ORME, DANIEL (1766?–1832?), portrait-painter, son of John Orme, merchant, was born at Manchester about 1766, and he received his art education at the schools of the Royal Academy, where in 1788 he competed for the gold medal. He continued to reside in London, where he practised as a portrait-painter in oil and miniature, and had for sitters many distinguished men of the time. He also engraved in stipple and other methods, was appointed engraver to George III, and in 1814 he styles himself artist to his majesty and the prince-regent. He engraved his own works, like Alexander and Thais, as well as portraits of Admiral the Earl of St. Vincent, after Gardner, and others. In October 1814 he returned to Manchester, residing at 40 Piccadilly, where he gave lessons in oil-painting, drawing, and etching, and continued his portrait-painting both in oil and on ivory. He exhibited at the Royal Academy eleven portraits between 1797 and 1801. He was represented in the first exhibition of the Royal Manchester Institution, 1827, by one portrait, ‘William Butterworth, the Oldham Hermit.’ He died at Buxton, Derbyshire, after 1832. There is a small drawing, slightly washed in colour, of ‘the New Pier, Margate,’ in the South Kensington Museum, which shows him to have been a capital draughtsman. It is evidently only out of a sketch-book. His brother William, also born at Manchester, was practising as a drawing-master and landscape-painter in that town in 1794, his address being Ardwick.
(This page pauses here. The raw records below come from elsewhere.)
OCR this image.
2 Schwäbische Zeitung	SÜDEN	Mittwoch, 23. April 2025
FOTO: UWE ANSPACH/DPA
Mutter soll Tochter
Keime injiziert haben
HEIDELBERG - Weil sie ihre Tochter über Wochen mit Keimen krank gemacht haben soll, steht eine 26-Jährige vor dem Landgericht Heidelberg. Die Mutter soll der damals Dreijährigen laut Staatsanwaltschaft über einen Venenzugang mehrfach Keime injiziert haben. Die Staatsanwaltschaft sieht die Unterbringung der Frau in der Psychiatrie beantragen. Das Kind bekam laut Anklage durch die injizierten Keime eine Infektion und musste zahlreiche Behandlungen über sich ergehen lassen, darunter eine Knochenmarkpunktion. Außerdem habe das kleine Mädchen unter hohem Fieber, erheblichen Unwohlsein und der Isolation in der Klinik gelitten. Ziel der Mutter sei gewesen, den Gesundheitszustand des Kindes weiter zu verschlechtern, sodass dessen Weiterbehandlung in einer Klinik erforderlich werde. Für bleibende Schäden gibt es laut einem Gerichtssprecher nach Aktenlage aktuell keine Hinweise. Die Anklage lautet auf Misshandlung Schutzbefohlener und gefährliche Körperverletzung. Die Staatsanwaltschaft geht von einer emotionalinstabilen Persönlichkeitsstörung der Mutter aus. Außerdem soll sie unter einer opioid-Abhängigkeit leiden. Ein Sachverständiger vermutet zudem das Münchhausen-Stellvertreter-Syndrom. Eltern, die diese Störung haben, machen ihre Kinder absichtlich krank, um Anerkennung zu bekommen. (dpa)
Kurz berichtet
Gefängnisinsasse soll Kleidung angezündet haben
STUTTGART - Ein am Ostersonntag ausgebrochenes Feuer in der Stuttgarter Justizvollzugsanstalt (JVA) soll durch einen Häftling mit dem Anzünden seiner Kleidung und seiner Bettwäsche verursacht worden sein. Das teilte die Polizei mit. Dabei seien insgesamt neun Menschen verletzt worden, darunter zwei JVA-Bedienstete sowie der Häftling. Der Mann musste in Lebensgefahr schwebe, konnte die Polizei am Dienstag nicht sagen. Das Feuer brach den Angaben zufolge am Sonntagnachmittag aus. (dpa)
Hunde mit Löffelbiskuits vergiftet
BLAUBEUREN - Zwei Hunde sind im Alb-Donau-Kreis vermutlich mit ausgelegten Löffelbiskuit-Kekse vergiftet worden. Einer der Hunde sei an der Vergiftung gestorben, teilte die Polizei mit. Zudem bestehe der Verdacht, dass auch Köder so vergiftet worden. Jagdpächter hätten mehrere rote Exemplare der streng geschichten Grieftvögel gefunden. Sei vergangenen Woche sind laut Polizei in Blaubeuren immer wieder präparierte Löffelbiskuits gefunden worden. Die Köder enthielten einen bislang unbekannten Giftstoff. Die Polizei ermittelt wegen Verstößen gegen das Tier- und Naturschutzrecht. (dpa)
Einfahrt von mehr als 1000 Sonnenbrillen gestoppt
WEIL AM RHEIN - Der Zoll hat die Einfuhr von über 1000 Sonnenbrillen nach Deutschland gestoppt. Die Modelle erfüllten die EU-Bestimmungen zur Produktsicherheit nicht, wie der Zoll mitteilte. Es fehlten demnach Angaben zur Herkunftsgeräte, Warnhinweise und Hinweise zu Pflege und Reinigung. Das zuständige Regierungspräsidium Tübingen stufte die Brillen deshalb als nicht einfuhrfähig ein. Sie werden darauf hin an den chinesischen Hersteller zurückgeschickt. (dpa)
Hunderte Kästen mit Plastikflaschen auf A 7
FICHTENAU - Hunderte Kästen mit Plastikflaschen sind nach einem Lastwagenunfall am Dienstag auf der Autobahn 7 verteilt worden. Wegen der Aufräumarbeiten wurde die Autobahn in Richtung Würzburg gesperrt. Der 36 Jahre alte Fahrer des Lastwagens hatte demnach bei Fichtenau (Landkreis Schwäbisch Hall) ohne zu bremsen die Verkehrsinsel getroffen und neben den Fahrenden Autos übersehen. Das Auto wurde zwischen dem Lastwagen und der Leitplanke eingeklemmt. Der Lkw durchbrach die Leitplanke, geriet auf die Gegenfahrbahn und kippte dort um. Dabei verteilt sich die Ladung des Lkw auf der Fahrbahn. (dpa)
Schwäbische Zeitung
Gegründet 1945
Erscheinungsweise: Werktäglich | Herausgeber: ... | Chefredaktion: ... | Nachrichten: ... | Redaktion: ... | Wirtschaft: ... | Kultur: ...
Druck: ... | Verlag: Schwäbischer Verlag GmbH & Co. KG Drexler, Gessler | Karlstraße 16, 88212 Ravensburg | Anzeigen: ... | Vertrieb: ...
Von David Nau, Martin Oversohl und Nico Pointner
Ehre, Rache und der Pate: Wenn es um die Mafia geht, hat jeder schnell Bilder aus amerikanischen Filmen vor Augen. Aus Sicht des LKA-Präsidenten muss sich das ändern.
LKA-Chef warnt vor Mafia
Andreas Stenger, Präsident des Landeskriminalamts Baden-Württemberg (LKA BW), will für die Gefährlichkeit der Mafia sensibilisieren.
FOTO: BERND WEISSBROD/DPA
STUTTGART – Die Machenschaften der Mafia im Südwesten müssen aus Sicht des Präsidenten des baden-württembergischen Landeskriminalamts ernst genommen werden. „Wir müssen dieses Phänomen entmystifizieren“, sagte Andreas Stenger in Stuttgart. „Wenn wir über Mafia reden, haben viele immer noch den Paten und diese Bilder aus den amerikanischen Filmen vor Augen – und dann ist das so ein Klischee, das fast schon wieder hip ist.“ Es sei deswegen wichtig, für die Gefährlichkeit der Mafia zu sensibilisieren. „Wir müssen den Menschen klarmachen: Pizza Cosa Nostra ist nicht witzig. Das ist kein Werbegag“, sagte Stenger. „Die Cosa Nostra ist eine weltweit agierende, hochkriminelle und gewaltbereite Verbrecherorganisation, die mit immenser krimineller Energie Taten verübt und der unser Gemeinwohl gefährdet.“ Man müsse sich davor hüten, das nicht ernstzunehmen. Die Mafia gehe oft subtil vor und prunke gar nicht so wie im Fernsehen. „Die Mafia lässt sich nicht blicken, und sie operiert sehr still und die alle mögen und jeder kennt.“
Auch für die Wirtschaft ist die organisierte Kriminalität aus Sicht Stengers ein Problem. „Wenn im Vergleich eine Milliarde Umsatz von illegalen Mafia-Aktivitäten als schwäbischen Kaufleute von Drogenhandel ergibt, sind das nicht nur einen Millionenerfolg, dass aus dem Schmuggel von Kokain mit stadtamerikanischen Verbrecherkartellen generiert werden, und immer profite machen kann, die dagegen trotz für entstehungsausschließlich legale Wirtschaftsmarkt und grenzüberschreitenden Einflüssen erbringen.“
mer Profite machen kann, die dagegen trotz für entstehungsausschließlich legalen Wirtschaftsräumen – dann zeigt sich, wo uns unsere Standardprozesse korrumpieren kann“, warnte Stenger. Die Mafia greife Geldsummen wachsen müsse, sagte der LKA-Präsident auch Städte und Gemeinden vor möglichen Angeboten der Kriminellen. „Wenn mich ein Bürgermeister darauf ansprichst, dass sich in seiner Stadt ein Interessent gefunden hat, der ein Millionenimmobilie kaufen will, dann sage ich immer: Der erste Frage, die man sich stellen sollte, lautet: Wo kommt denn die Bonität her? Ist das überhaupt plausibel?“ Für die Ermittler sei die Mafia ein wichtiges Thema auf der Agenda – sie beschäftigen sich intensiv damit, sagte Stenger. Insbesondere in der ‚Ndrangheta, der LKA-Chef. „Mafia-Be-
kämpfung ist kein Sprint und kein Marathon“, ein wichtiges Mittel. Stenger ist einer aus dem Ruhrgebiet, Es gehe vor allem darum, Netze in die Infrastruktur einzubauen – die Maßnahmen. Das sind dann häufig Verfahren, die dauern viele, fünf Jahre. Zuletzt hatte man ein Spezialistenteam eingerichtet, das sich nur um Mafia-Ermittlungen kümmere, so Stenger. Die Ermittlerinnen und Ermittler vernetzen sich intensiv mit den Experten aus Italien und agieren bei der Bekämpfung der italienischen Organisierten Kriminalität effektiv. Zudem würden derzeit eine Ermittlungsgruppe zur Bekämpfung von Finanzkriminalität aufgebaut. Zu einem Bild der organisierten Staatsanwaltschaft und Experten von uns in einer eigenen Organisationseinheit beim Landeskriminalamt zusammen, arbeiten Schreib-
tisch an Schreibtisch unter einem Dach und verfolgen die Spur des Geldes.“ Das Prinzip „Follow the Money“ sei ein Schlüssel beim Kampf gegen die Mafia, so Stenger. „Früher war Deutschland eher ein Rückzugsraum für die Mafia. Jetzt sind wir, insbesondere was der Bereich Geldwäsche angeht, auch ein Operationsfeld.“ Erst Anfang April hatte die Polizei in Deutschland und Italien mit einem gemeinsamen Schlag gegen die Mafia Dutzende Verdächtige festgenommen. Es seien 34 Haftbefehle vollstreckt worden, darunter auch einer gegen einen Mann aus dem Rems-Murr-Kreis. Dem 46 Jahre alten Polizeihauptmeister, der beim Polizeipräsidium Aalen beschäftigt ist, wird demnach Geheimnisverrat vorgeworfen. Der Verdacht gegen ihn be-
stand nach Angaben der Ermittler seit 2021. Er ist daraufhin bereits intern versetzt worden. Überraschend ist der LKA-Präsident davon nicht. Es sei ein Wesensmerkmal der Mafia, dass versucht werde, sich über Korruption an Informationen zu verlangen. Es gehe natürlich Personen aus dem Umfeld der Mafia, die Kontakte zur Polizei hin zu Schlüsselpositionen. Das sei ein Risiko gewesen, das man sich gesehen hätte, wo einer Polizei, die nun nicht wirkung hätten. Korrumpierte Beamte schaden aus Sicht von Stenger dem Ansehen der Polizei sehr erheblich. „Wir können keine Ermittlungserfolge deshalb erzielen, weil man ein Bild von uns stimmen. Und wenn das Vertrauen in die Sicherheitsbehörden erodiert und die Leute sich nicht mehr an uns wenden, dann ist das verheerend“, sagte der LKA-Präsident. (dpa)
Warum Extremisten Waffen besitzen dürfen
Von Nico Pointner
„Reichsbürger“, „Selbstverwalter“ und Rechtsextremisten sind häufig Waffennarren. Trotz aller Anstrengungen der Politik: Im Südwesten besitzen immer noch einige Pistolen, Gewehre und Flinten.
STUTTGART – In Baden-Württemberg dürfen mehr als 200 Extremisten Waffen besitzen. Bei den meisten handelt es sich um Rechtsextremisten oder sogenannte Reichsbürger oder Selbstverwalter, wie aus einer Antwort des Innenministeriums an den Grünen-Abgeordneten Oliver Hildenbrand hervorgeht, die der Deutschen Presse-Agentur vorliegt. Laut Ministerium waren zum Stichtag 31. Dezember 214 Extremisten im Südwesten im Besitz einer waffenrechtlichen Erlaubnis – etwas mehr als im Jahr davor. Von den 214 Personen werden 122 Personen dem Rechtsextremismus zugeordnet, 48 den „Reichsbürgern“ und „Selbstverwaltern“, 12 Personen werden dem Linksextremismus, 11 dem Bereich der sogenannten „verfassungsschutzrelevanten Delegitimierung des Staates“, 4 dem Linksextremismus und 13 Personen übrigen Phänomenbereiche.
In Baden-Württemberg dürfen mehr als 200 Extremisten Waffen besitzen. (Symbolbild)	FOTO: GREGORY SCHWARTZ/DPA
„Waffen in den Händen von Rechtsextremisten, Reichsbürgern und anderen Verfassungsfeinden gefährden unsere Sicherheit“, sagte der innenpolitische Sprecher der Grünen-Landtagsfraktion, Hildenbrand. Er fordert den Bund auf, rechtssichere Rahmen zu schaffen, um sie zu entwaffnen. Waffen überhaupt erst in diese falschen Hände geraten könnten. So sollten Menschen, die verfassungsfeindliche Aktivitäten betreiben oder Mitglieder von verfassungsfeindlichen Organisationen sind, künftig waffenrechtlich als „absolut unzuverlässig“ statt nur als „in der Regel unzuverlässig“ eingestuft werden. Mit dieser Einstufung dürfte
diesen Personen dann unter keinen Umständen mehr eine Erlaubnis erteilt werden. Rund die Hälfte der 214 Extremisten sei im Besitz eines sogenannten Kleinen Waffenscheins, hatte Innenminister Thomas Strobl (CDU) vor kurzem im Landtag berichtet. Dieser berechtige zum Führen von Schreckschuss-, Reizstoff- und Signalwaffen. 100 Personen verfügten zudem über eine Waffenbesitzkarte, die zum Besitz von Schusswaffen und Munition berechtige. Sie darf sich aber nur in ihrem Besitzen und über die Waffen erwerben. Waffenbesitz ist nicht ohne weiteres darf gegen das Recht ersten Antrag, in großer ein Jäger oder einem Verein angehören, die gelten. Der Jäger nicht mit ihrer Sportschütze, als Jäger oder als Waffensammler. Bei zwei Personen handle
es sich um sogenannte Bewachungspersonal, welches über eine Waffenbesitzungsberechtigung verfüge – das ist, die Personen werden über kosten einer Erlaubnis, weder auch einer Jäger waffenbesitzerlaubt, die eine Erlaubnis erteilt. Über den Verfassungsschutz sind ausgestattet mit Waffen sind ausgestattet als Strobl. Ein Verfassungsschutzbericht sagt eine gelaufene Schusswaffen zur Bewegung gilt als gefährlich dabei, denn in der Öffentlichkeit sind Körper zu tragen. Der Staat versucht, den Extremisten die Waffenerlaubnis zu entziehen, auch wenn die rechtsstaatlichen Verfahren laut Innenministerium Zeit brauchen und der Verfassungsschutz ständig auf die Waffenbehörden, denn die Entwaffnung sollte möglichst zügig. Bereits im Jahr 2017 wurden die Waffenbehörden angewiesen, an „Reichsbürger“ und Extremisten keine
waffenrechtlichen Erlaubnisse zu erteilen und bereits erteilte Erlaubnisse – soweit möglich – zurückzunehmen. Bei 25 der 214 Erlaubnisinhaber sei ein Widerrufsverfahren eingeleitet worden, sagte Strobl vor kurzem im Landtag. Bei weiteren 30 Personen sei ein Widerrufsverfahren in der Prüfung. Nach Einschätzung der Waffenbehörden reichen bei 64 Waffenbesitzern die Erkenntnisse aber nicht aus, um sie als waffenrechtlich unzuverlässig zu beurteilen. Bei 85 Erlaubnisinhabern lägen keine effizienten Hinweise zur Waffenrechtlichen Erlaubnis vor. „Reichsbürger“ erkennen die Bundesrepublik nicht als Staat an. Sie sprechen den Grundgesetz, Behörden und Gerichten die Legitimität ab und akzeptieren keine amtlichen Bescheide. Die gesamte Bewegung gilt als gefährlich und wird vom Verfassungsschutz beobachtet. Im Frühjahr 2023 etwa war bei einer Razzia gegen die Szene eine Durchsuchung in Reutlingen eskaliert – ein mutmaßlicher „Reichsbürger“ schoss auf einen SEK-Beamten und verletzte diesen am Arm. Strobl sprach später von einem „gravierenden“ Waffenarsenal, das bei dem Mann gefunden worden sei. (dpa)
He supplied the sketch of ‘Chetham College and Hunt's Bank’ from which Thomas Girtin made his drawing for ‘Turner and Girtin's Picturesque Views,’ 1797. He was an exhibitor of twenty pictures at the Royal Academy between 1797—when he removed to London—and 1819. In the British Museum there is a small book, published about 1800, and entitled ‘The Old Man, his Son and the Ass,’ with engravings by him.

[Manchester City News, 21 Jan. 4 Feb. 1893; Royal Academy and Manchester Royal Institution Catalogues; Graves's Dict. of Artists; Brit. Museum Cat.]